Ordinati per il servizio

Quarant'anni dopo il Concilio, il significato del 'primo grado del sacerdozio' resta in gran parte da scoprire e realizzare

“Il diaconato potrà in futuro essere ristabilito come proprio e permanente grado della gerarchia”. Non lo scrive un documento qualsiasi, ma l’autorevolissima Lumen Gentium. Il documento, al n. 29, ricorda che “ai diaconi sono imposte le mani non per il sacerdozio, ma per il servizio”. Il diacono è consacrato dal vescovo e non può essere considerato un semplice sacrestano (senza far torto ai sacrestani!).

Lo sottolinea don Loris Giacchi, che sollecitato dalla mia domanda, ricorda il clima che si respirava una ventina d’anni fa quando “mons. Urru mi chiamò perché ero direttore dell’ufficio liturgico e mi disse: ‘Desidero instaurare il diaconato in diocesi. Lo metto nelle tue mani'”. Don Loris racconta anche delle difficoltà, superate grazie alla vicinanza del Vescovo che mise anche a disposizione l’episcopio per le riunioni con i candidati, primi ordinati: Giuseppe Garreffa, Angelo Monti, Franco Marianelli, Romeo Romanini.

Ma cosa vuol dire che il diacono è il segno della Chiesa impegnata nella carità? Don Loris risponde richiamando anzitutto la Scrittura: “Nel Nuovo Testamento il diacono è il servitore che si presta volontariamente al servizio alla comunità. La vita del diacono Filippo ci dice però che i diaconi furono anche evangelizzatori. I diaconi oggi devono essere i servi nella Chiesa nel senso che donano la propria vita, il proprio cuore, la propria mente, tutto se stessi, per il bene di servizio della comunità e per donare in tutto per tutto Cristo agli altri”.

Proviamo a tracciare un bilancio di 18 anni: “Abbiamo trovato molte difficoltà, dato che in pochi hanno accettato il diaconato, ed in molti lo hanno ostacolato. Però, grazie a Dio, c’è da fare anche (e soprattutto, n.d.r.) una valutazione positiva: sono diverse le parrocchie in cui i diaconi sono stati inseriti bene, anche se forse si pensa alla loro utilità solo per i funerali o per le benedizioni alle famiglie”.
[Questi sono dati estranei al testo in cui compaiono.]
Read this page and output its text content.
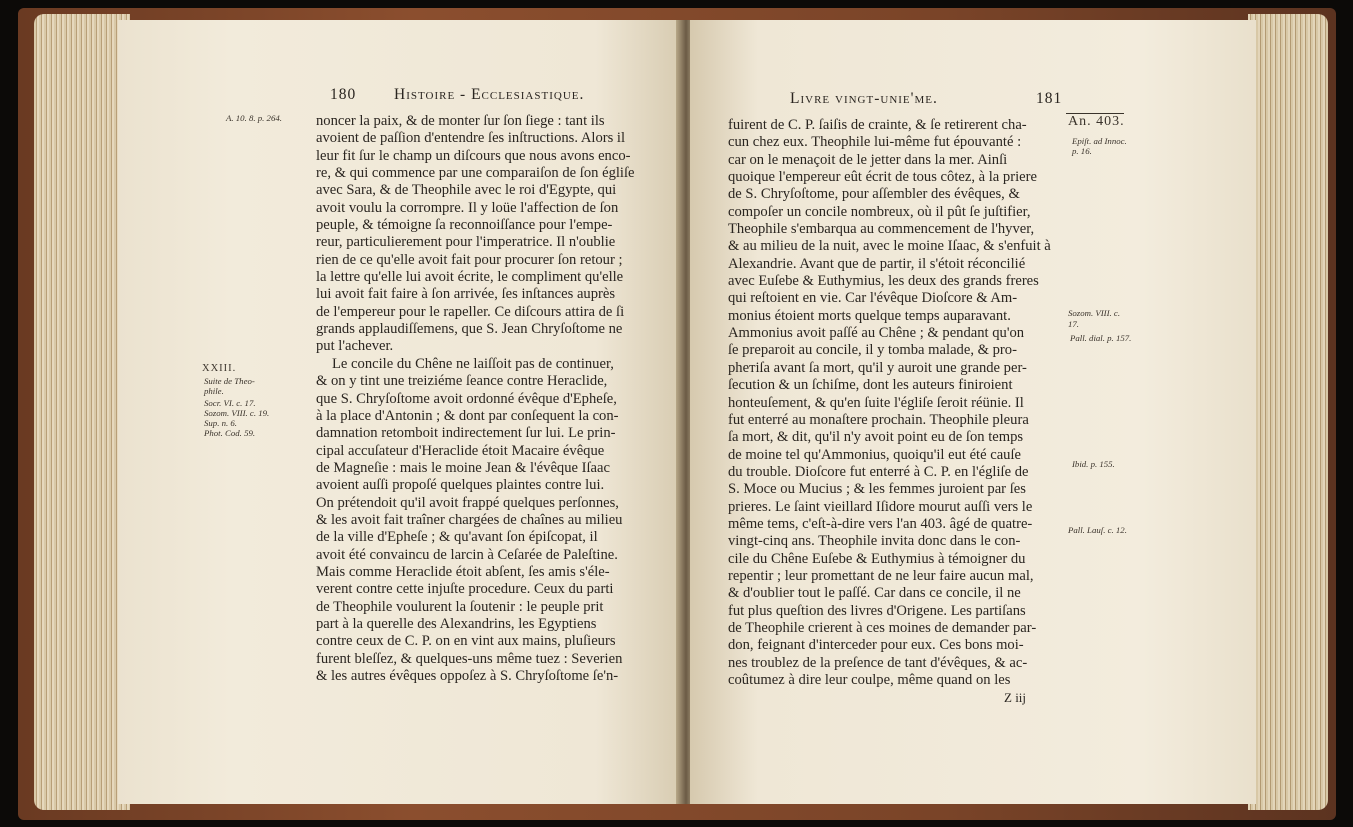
180 Histoire - Ecclesiastique.
A. 10. 8. p. 264.
XXIII.
Suite de Theo-
phile.
Socr. VI. c. 17.
Sozom. VIII. c. 19.
Sup. n. 6.
Phot. Cod. 59.
noncer la paix, & de monter ſur ſon ſiege : tant ils
avoient de paſſion d'entendre ſes inſtructions. Alors il
leur fit ſur le champ un diſcours que nous avons enco-
re, & qui commence par une comparaiſon de ſon égliſe
avec Sara, & de Theophile avec le roi d'Egypte, qui
avoit voulu la corrompre. Il y loüe l'affection de ſon
peuple, & témoigne ſa reconnoiſſance pour l'empe-
reur, particulierement pour l'imperatrice. Il n'oublie
rien de ce qu'elle avoit fait pour procurer ſon retour ;
la lettre qu'elle lui avoit écrite, le compliment qu'elle
lui avoit fait faire à ſon arrivée, ſes inſtances auprès
de l'empereur pour le rapeller. Ce diſcours attira de ſi
grands applaudiſſemens, que S. Jean Chryſoſtome ne
put l'achever.
Le concile du Chêne ne laiſſoit pas de continuer,
& on y tint une treiziéme ſeance contre Heraclide,
que S. Chryſoſtome avoit ordonné évêque d'Epheſe,
à la place d'Antonin ; & dont par conſequent la con-
damnation retomboit indirectement ſur lui. Le prin-
cipal accuſateur d'Heraclide étoit Macaire évêque
de Magneſie : mais le moine Jean & l'évêque Iſaac
avoient auſſi propoſé quelques plaintes contre lui.
On prétendoit qu'il avoit frappé quelques perſonnes,
& les avoit fait traîner chargées de chaînes au milieu
de la ville d'Epheſe ; & qu'avant ſon épiſcopat, il
avoit été convaincu de larcin à Ceſarée de Paleſtine.
Mais comme Heraclide étoit abſent, ſes amis s'éle-
verent contre cette injuſte procedure. Ceux du parti
de Theophile voulurent la ſoutenir : le peuple prit
part à la querelle des Alexandrins, les Egyptiens
contre ceux de C. P. on en vint aux mains, pluſieurs
furent bleſſez, & quelques-uns même tuez : Severien
& les autres évêques oppoſez à S. Chryſoſtome ſe'n-
Livre vingt-unie'me.	181
An. 403.
Epiſt. ad Innoc.
p. 16.
Sozom. VIII. c.
17.
Pall. dial. p. 157.
Ibid. p. 155.
Pall. Lauſ. c. 12.
fuirent de C. P. ſaiſis de crainte, & ſe retirerent cha-
cun chez eux. Theophile lui-même fut épouvanté :
car on le menaçoit de le jetter dans la mer. Ainſi
quoique l'empereur eût écrit de tous côtez, à la priere
de S. Chryſoſtome, pour aſſembler des évêques, &
compoſer un concile nombreux, où il pût ſe juſtifier,
Theophile s'embarqua au commencement de l'hyver,
& au milieu de la nuit, avec le moine Iſaac, & s'enfuit à
Alexandrie. Avant que de partir, il s'étoit réconcilié
avec Euſebe & Euthymius, les deux des grands freres
qui reſtoient en vie. Car l'évêque Dioſcore & Am-
monius étoient morts quelque temps auparavant.
Ammonius avoit paſſé au Chêne ; & pendant qu'on
ſe preparoit au concile, il y tomba malade, & pro-
pheтiſa avant ſa mort, qu'il y auroit une grande per-
ſecution & un ſchiſme, dont les auteurs finiroient
honteuſement, & qu'en ſuite l'égliſe ſeroit réünie. Il
fut enterré au monaſtere prochain. Theophile pleura
ſa mort, & dit, qu'il n'y avoit point eu de ſon temps
de moine tel qu'Ammonius, quoiqu'il eut été cauſe
du trouble. Dioſcore fut enterré à C. P. en l'égliſe de
S. Moce ou Mucius ; & les femmes juroient par ſes
prieres. Le ſaint vieillard Iſidore mourut auſſi vers le
même tems, c'eſt-à-dire vers l'an 403. âgé de quatre-
vingt-cinq ans. Theophile invita donc dans le con-
cile du Chêne Euſebe & Euthymius à témoigner du
repentir ; leur promettant de ne leur faire aucun mal,
& d'oublier tout le paſſé. Car dans ce concile, il ne
fut plus queſtion des livres d'Origene. Les partiſans
de Theophile crierent à ces moines de demander par-
don, feignant d'interceder pour eux. Ces bons moi-
nes troublez de la preſence de tant d'évêques, & ac-
coûtumez à dire leur coulpe, même quand on les
Z iij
Anche Giuseppe Garreffa torna con la memoria a quando don Livio Tacchini gli fece la proposta di diventare diacono. Era allora un “clima festoso, la cosa era nuova e nessuno conosceva lo specifico del diaconato”. Forse – aggiunge – anche oggi bisogna riflettere su quale sia lo specifico del diacono in una Chiesa ministeriale. Oggi Giuseppe è impegnato con la Caritas diocesana, ma ha presente la vita della comunità di Cerbara dove ha prestato servizio per tanti anni: quella era “una grande cosa’ la parrocchia mi manca, mi mancano i malati’ il clima familiare”.

Guardando in prospettiva, Giuseppe vede con preoccupazione la mancanza di forze di ricambio, anche tra i diaconi. Ma, è sua opinione, “occorre creare sempre più, tra di noi diaconi, un rapporto più fraterno. Più che pensare ad essere di rincalzo ai preti che mancano dobbiamo cercare la nostra strada nella Chiesa”. Il diacono – per concludere con una battuta – deve essere al servizio della comunione all’interno di una comunità.